Laure Limongi, autrice et bibliothérapeute : “la lecture est tout sauf une pratique anodine”
Avec le Services des panacées, l’écrivaine et éditrice Laure Limongi créé des performances de bibliothérapie. Elle nous reçoit en blouse blanche, dans un cabinet et en face-à-face, pour des consultations d’environ vingt minutes durant lesquelles nous lui exposons la question qui nous travaille et elle nous répond en nous prescrivant des livres à lire.
Elle sera ces jours-ci en “consultation” au Festival Extra! à Beaubourg. Rencontre
Comment vous est venue l’idée de cette performance, le Service des panacées, et de ces prescriptions ?
Laure Limongi – Je pense que ce projet se situe à la croisée de chemins que j’emprunte depuis longtemps. La passion très ancienne de la lecture, bien entendu, le goût des aventures collectives – artistiques, littéraires…–, le fait d’avoir été éditrice et d’à présent enseigner la création littéraire en parallèle de l’écriture de mes livres… En 2015, j’avais déjà abordé un sujet neurologique avec Anomalie des zones profondes du cerveau (Grasset) qui été une première incursion dans l’univers médical. Par ailleurs, dans ma vie de lectrice, il y a plusieurs livres qui ont été et sont bienfaisants, pour différentes raisons, qu’ils m’aient montré un chemin d’apaisement possible, d’autres trajectoires…
Vous pensez donc que la littérature peut “soigner” ?
En réalité, c’est la grande question du Service des Panacées qui est un projet artistique et littéraire, et non une pratique médicale ni une proposition de développement personnel (il s’agirait davantage de foisonnement pluriel).
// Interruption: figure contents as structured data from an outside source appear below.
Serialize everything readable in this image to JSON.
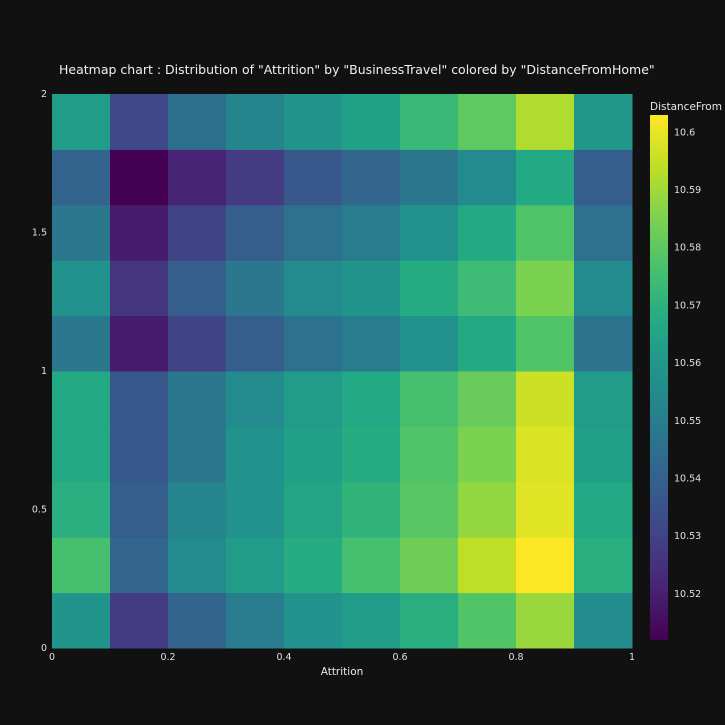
{
  "chart_data": {
    "type": "heatmap",
    "title": "Heatmap chart : Distribution of \"Attrition\" by \"BusinessTravel\" colored by \"DistanceFromHome\"",
    "xlabel": "Attrition",
    "ylabel": "",
    "xlim": [
      0,
      1
    ],
    "ylim": [
      0,
      2
    ],
    "x": [
      0.05,
      0.15,
      0.25,
      0.35,
      0.45,
      0.55,
      0.65,
      0.75,
      0.85,
      0.95
    ],
    "y": [
      0.1,
      0.3,
      0.5,
      0.7,
      0.9,
      1.1,
      1.3,
      1.5,
      1.7,
      1.9
    ],
    "x_ticks": [
      "0",
      "0.2",
      "0.4",
      "0.6",
      "0.8",
      "1"
    ],
    "y_ticks": [
      "0",
      "0.5",
      "1",
      "1.5",
      "2"
    ],
    "z": [
      [
        10.559,
        10.528,
        10.541,
        10.55,
        10.558,
        10.562,
        10.569,
        10.578,
        10.589,
        10.556
      ],
      [
        10.576,
        10.542,
        10.555,
        10.562,
        10.568,
        10.576,
        10.583,
        10.594,
        10.603,
        10.569
      ],
      [
        10.569,
        10.539,
        10.553,
        10.558,
        10.565,
        10.571,
        10.579,
        10.588,
        10.599,
        10.567
      ],
      [
        10.567,
        10.537,
        10.548,
        10.558,
        10.563,
        10.568,
        10.578,
        10.585,
        10.598,
        10.563
      ],
      [
        10.567,
        10.537,
        10.548,
        10.555,
        10.562,
        10.567,
        10.576,
        10.582,
        10.596,
        10.562
      ],
      [
        10.548,
        10.519,
        10.53,
        10.539,
        10.546,
        10.55,
        10.558,
        10.567,
        10.578,
        10.547
      ],
      [
        10.558,
        10.526,
        10.539,
        10.548,
        10.555,
        10.559,
        10.568,
        10.574,
        10.585,
        10.555
      ],
      [
        10.548,
        10.519,
        10.53,
        10.539,
        10.546,
        10.55,
        10.558,
        10.567,
        10.578,
        10.546
      ],
      [
        10.541,
        10.512,
        10.521,
        10.528,
        10.537,
        10.542,
        10.548,
        10.555,
        10.567,
        10.539
      ],
      [
        10.562,
        10.532,
        10.545,
        10.553,
        10.559,
        10.564,
        10.573,
        10.58,
        10.592,
        10.56
      ]
    ],
    "colorscale": "Viridis",
    "zmin": 10.512,
    "zmax": 10.603,
    "colorbar": {
      "title": "DistanceFrom",
      "ticks": [
        "10.52",
        "10.53",
        "10.54",
        "10.55",
        "10.56",
        "10.57",
        "10.58",
        "10.59",
        "10.6"
      ]
    },
    "grid": false,
    "background": "#111111"
  }
}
Mais le présupposé de la démarche, c’est qu’en effet la lecture a des effets bénéfiques, mêmes s’ils sont souvent plus inflammatoires qu’anti-inflammatoires… (Ce sont des remèdes puissants.) La lecture peut ainsi rétablir un certain équilibre dans notre rapport au temps, dévoré par les écrans. De plus, certains chercheurs qui développent l’hypothèse des neurones miroirs confirment que la lecture est tout sauf une pratique anodine. En effet, les neurones miroirs s’activent aussi bien quand l’action est réalisée, que quand on l’observe chez l’autre, mais aussi en écoutant le son produit par l’action ou quand on peut seulement imaginer l’action exécutée. En lisant, vous pouvez effectuer bien des choses, en tout cas, en avoir les émotions et les sensations.
Quel est le trouble que l’on vous a exposé qui a été le plus troublant pour vous (ou le plus difficile pour établir une prescription) ?
Les troubles qui expriment une grande souffrance doivent être traités avec la plus grande délicatesse, j’y réfléchis longtemps. Les énoncés cryptés ou mystérieux amènent à formuler plusieurs hypothèses. D’où le fait que la rencontre, pendant la consultation, soit essentielle. Elle permet de préciser les choses, à travers le dialogue. La prescription se fait à deux. Le fait de demander à la personne d’énoncer elle-même son trouble, c’est aussi une manière de ne pas me saisir de l’outil de pouvoir du diagnostic – impérieux en médecine mais qui me semblerait déplacé ici. La responsable du Service des Panacées est un outil de transmission de la littérature.
Propos recueillis par Nelly Kaprièlian.